Le projet Rescapés agit comme un outil d’éducation. «C’est une carte de visite qui permet de créer un lien de confiance et d’avoir l’écoute de différents acteurs du milieu.»Si les méthodes de marketing pour vendre les tartinades restent traditionnelles (réseaux sociaux, présence dans les médias), le message, lui, diffère des arguments de vente habituels en mettant en avant le problème du gaspillage, la qualité des invendus et le travail des bénévoles derrière le projet.
Démarketing ou écoblanchiment?
«Les stratégies de démarketing peuvent ressembler à du greenwashing», confirme Valérie Vedrines, fondatrice de l’OBNL Masse critique, qui vise à réduire l’empreinte carbone de l’industrie des communications et du marketing.
Face à la sensibilisation croissante de la population aux changements climatiques, même les enseignes spécialisées dans la fast fashion s’y mettent. «Ça montre l’impact de ce discourslà», observe le professeur Nepomuceno. «Tu ne peux pas juste utiliser un emballage vert quand tu lances un produit, illustre Valérie Vedrines. Il faut être authentique.»Elle conseille de miser sur des campagnes plus sobres, plus ciblées, et de changer le narratif pour rester cohérent, en mesurant l’empreinte carbone de sa campagne, en privilégiant des séances photos locales, ou en évitant un tournage en 8K pour la diffusion d’une publicité sur les réseaux sociaux.

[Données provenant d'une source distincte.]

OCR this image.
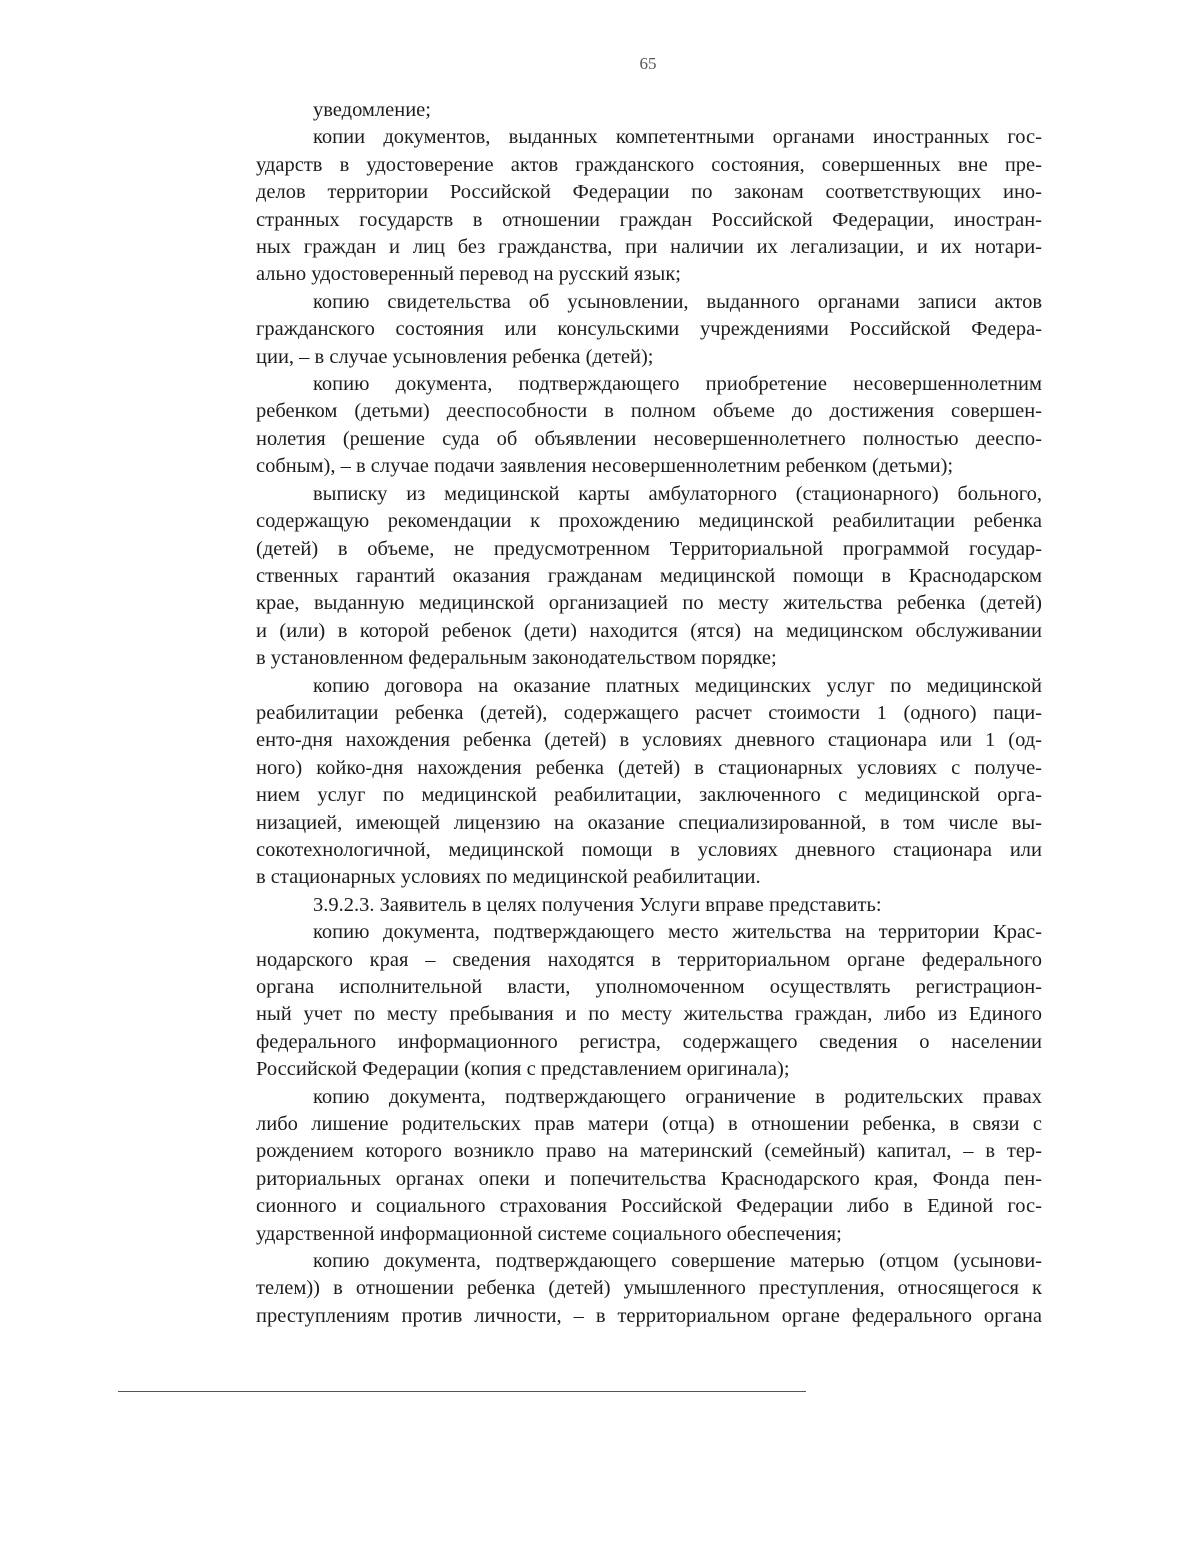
65
уведомление;
копии документов, выданных компетентными органами иностранных гос-
ударств в удостоверение актов гражданского состояния, совершенных вне пре-
делов территории Российской Федерации по законам соответствующих ино-
странных государств в отношении граждан Российской Федерации, иностран-
ных граждан и лиц без гражданства, при наличии их легализации, и их нотари-
ально удостоверенный перевод на русский язык;
копию свидетельства об усыновлении, выданного органами записи актов
гражданского состояния или консульскими учреждениями Российской Федера-
ции, – в случае усыновления ребенка (детей);
копию документа, подтверждающего приобретение несовершеннолетним
ребенком (детьми) дееспособности в полном объеме до достижения совершен-
нолетия (решение суда об объявлении несовершеннолетнего полностью дееспо-
собным), – в случае подачи заявления несовершеннолетним ребенком (детьми);
выписку из медицинской карты амбулаторного (стационарного) больного,
содержащую рекомендации к прохождению медицинской реабилитации ребенка
(детей) в объеме, не предусмотренном Территориальной программой государ-
ственных гарантий оказания гражданам медицинской помощи в Краснодарском
крае, выданную медицинской организацией по месту жительства ребенка (детей)
и (или) в которой ребенок (дети) находится (ятся) на медицинском обслуживании
в установленном федеральным законодательством порядке;
копию договора на оказание платных медицинских услуг по медицинской
реабилитации ребенка (детей), содержащего расчет стоимости 1 (одного) паци-
енто-дня нахождения ребенка (детей) в условиях дневного стационара или 1 (од-
ного) койко-дня нахождения ребенка (детей) в стационарных условиях с получе-
нием услуг по медицинской реабилитации, заключенного с медицинской орга-
низацией, имеющей лицензию на оказание специализированной, в том числе вы-
сокотехнологичной, медицинской помощи в условиях дневного стационара или
в стационарных условиях по медицинской реабилитации.
3.9.2.3. Заявитель в целях получения Услуги вправе представить:
копию документа, подтверждающего место жительства на территории Крас-
нодарского края – сведения находятся в территориальном органе федерального
органа исполнительной власти, уполномоченном осуществлять регистрацион-
ный учет по месту пребывания и по месту жительства граждан, либо из Единого
федерального информационного регистра, содержащего сведения о населении
Российской Федерации (копия с представлением оригинала);
копию документа, подтверждающего ограничение в родительских правах
либо лишение родительских прав матери (отца) в отношении ребенка, в связи с
рождением которого возникло право на материнский (семейный) капитал, – в тер-
риториальных органах опеки и попечительства Краснодарского края, Фонда пен-
сионного и социального страхования Российской Федерации либо в Единой гос-
ударственной информационной системе социального обеспечения;
копию документа, подтверждающего совершение матерью (отцом (усынови-
телем)) в отношении ребенка (детей) умышленного преступления, относящегося к
преступлениям против личности, – в территориальном органе федерального органа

En contexte d’inflation, le professeur Nepomuceno confirme que le démarketing peut vendre un «changement de paradigme». «Aujourd’hui, la source de bien-être est liée à la consommation, mais cela n’a pas toujours été le cas. Avant, le bien-être était lié à la communauté, à la famille.»
«La publicité a un pouvoir énorme, […] on peut montrer qu’est-ce qu’une belle vie aujourd’hui, à quoi ressemble une normalité plus responsable», insiste Valérie Vedrines.